Elli ikişerlik iki deste oyun kâğıdını teker teker açıp, hem rakam ve değer, hem 
de bir kırmızı bir siyah olarak sıralamaya çalıştığı oyunun mantığında, aslında 
falda olduğu gibi kendi geleceğini bilmekten ya da oyun kâğıtlarının yolladığı 
işaretleri okuyup hayatının alacağı şekle uygun bir hikâye uydurma zevkinden 
çok, oyuncunun sabrını deneyen bir yan vardı. Bu yüzden pasyans (patience - 
sabır) denilen oyunun ortasında, bazan ben odamdan salona gelip falının çıkıp 
çıkmadığını sorduğumda annem her seferinde aynı cevabı verirdi: 

"Fal diye bakmıyorum canım, vakit geçirmek için açıyorum.

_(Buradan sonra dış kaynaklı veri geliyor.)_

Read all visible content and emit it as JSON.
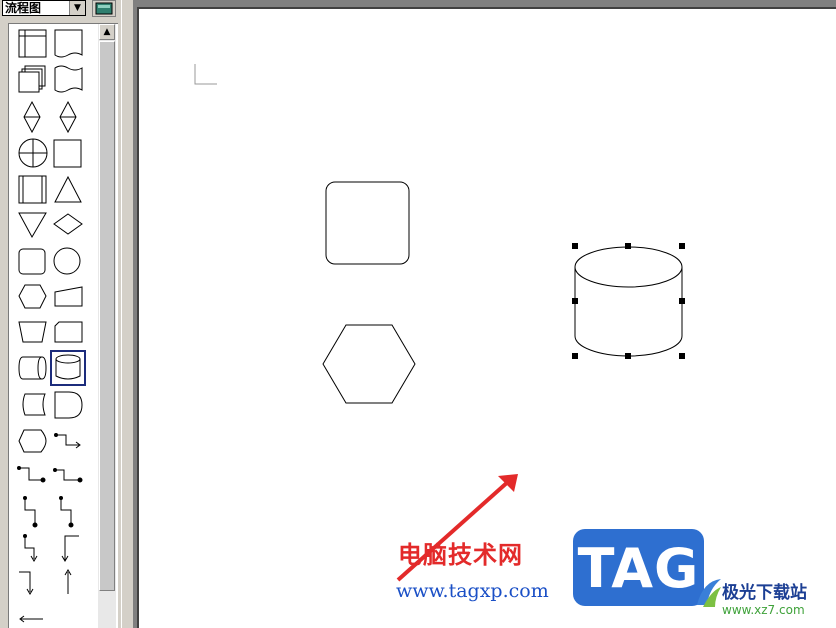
{
  "palette": {
    "category_select": {
      "value": "流程图",
      "icon": "chevron-down-icon"
    },
    "library_button": {
      "icon": "books-icon"
    },
    "scrollbar": {
      "up_icon": "triangle-up-icon"
    },
    "shapes": [
      "internal-storage-shape-icon",
      "document-shape-icon",
      "multi-document-shape-icon",
      "punched-tape-shape-icon",
      "collate-shape-icon",
      "sort-shape-icon",
      "summing-junction-shape-icon",
      "process-square-shape-icon",
      "predefined-process-shape-icon",
      "extract-triangle-shape-icon",
      "merge-triangle-shape-icon",
      "decision-diamond-shape-icon",
      "rounded-rect-shape-icon",
      "connector-circle-shape-icon",
      "preparation-hexagon-shape-icon",
      "manual-input-shape-icon",
      "manual-operation-shape-icon",
      "card-shape-icon",
      "direct-access-storage-shape-icon",
      "magnetic-disk-shape-icon",
      "stored-data-shape-icon",
      "delay-shape-icon",
      "display-shape-icon",
      "elbow-connector-icon",
      "elbow-connector-icon",
      "elbow-connector-icon",
      "elbow-connector-icon",
      "elbow-connector-icon",
      "elbow-connector-icon",
      "elbow-connector-icon",
      "elbow-connector-icon",
      "elbow-connector-icon",
      "arrow-left-connector-icon"
    ],
    "selected_shape": "magnetic-disk-shape-icon"
  },
  "canvas": {
    "shapes": [
      "rounded-rectangle",
      "hexagon",
      "cylinder"
    ],
    "selected_shape": "cylinder"
  },
  "watermark": {
    "site_name": "电脑技术网",
    "site_url": "www.tagxp.com",
    "logo_text": "TAG",
    "brand_name": "极光下载站",
    "brand_url": "www.xz7.com",
    "colors": {
      "red": "#e32a2a",
      "blue": "#2e6fd0",
      "green": "#3fa23a"
    }
  }
}
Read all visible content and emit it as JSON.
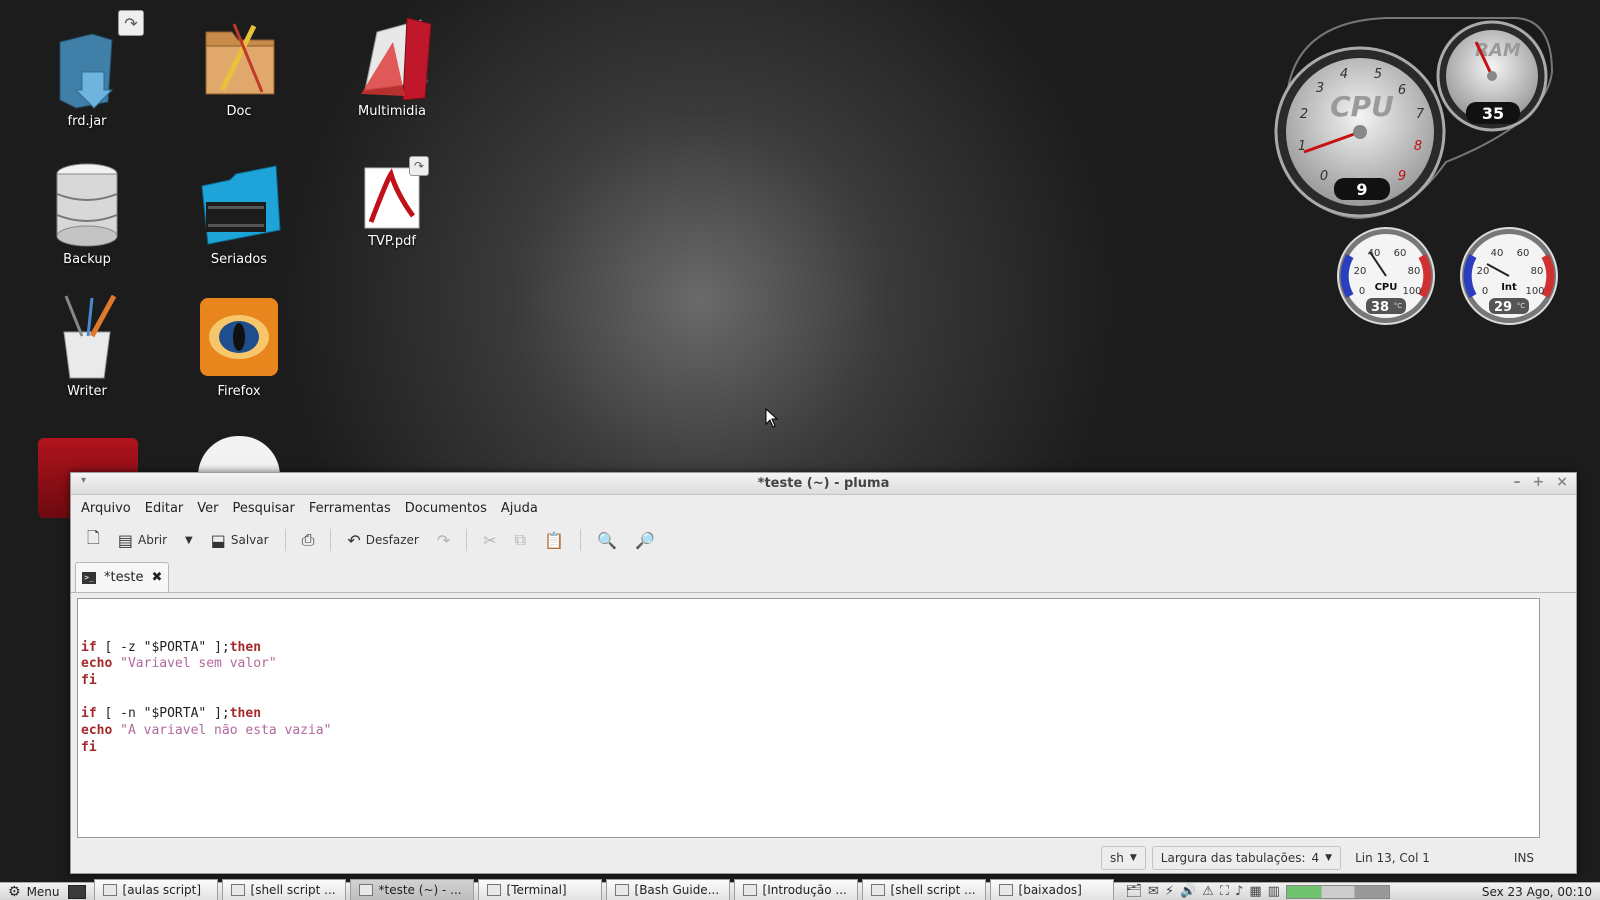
{
  "desktop": {
    "icons": [
      {
        "label": "frd.jar"
      },
      {
        "label": "Doc"
      },
      {
        "label": "Multimidia"
      },
      {
        "label": "Backup"
      },
      {
        "label": "Seriados"
      },
      {
        "label": "TVP.pdf"
      },
      {
        "label": "Writer"
      },
      {
        "label": "Firefox"
      }
    ]
  },
  "gauges": {
    "cpu_main": {
      "label": "CPU",
      "value": "9",
      "ticks": [
        "0",
        "1",
        "2",
        "3",
        "4",
        "5",
        "6",
        "7",
        "8",
        "9"
      ]
    },
    "ram": {
      "label": "RAM",
      "value": "35"
    },
    "cpu_temp": {
      "label": "CPU",
      "value": "38",
      "unit": "°C",
      "ticks": [
        "0",
        "20",
        "40",
        "60",
        "80",
        "100"
      ]
    },
    "int_temp": {
      "label": "Int",
      "value": "29",
      "unit": "°C",
      "ticks": [
        "0",
        "20",
        "40",
        "60",
        "80",
        "100"
      ]
    }
  },
  "window": {
    "title": "*teste (~) - pluma",
    "menu": [
      "Arquivo",
      "Editar",
      "Ver",
      "Pesquisar",
      "Ferramentas",
      "Documentos",
      "Ajuda"
    ],
    "toolbar": {
      "open_label": "Abrir",
      "save_label": "Salvar",
      "undo_label": "Desfazer"
    },
    "tab": {
      "label": "*teste"
    },
    "code": [
      [
        {
          "t": "if",
          "c": "kw"
        },
        {
          "t": " [ -z ",
          "c": "plain"
        },
        {
          "t": "\"$PORTA\"",
          "c": "plain"
        },
        {
          "t": " ];",
          "c": "plain"
        },
        {
          "t": "then",
          "c": "kw"
        }
      ],
      [
        {
          "t": "echo",
          "c": "kw"
        },
        {
          "t": " ",
          "c": "plain"
        },
        {
          "t": "\"Variavel sem valor\"",
          "c": "str"
        }
      ],
      [
        {
          "t": "fi",
          "c": "kw"
        }
      ],
      [],
      [
        {
          "t": "if",
          "c": "kw"
        },
        {
          "t": " [ -n ",
          "c": "plain"
        },
        {
          "t": "\"$PORTA\"",
          "c": "plain"
        },
        {
          "t": " ];",
          "c": "plain"
        },
        {
          "t": "then",
          "c": "kw"
        }
      ],
      [
        {
          "t": "echo",
          "c": "kw"
        },
        {
          "t": " ",
          "c": "plain"
        },
        {
          "t": "\"A variavel não esta vazia\"",
          "c": "str"
        }
      ],
      [
        {
          "t": "fi",
          "c": "kw"
        }
      ]
    ],
    "status": {
      "language": "sh",
      "tab_width": "Largura das tabulações:",
      "tab_width_value": "4",
      "position": "Lin 13, Col 1",
      "mode": "INS"
    }
  },
  "taskbar": {
    "menu_label": "Menu",
    "buttons": [
      {
        "label": "[aulas script]",
        "active": false
      },
      {
        "label": "[shell script ...",
        "active": false
      },
      {
        "label": "*teste (~) - ...",
        "active": true
      },
      {
        "label": "[Terminal]",
        "active": false
      },
      {
        "label": "[Bash Guide...",
        "active": false
      },
      {
        "label": "[Introdução ...",
        "active": false
      },
      {
        "label": "[shell script ...",
        "active": false
      },
      {
        "label": "[baixados]",
        "active": false
      }
    ],
    "clock": "Sex 23 Ago, 00:10"
  }
}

Saat kaç olmuş? Bir 
kere daha açayım, uyuyacağım." 

Bunu söylerken Türkiye'de ilk günlerini yaşayan siyah-beyaz televizyondaki eski 
bir filme ya da eski Ramazanlar hakkındaki bir tartışmaya (devlet görüşünü 
yayan tek bir kanal vardı zaten) uzaktan, oturduğu yerden şöyle bir bakış atar, 
"Ben seyretmiyorum, kapa istiyorsan," derdi. 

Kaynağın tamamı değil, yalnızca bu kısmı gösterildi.